The mental box buyers place your product in — typically named by a single noun or short phrase ("CRM," "team chat," "issue tracker").

Category is the space your product occupies in the buyer's mind. Categories matter because buyers have limited mental shelf-space: they remember 1-3 brands per category, and the brand that "owns" the category leads.

Categories can be:

  • Inherited — you ship into an existing category (CRM, issue tracker, project management) and compete for share within it.
  • Refined — you carve out a sub-category within an existing one ("CRM for solo founders," "issue tracker for AI-native teams").
  • Created — you attempt to define a new category entirely ("AI-native customer experience platform"). This is the highest-upside, highest-risk move.
Category creation requires three things: a real category-shaped opportunity (a job buyers have that doesn't fit existing categories), the resources to spend years educating the market, and the discipline to consistently use the same language. Most attempts at category creation fail because they're really repositioning attempts wearing new clothes.

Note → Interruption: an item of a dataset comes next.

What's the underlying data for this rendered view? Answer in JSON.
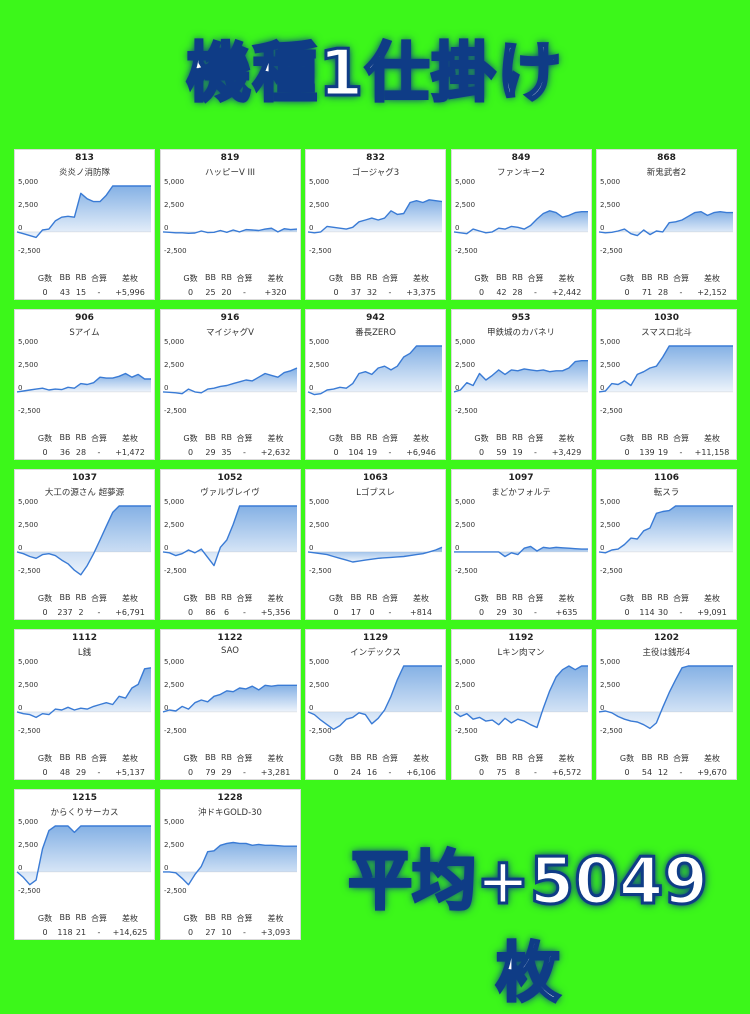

Tracking competitor category claims is one of the most important parts of competitive intelligence. When a competitor rewrites their homepage to occupy a new category, they're either ratifying a category that already exists or attempting to create one. Either is strategically meaningful, and the response is different in each case.

Example

In 2026, multiple project-management tools simultaneously attempted to leave the project-management category. Linear claimed "agent platform." Asana claimed "OS for human-agent teams." Monday claimed "AI work platform for people and agents." Three competitors trying to occupy three slightly different categories — each implicitly conceding that "project management" itself is becoming a commodity category.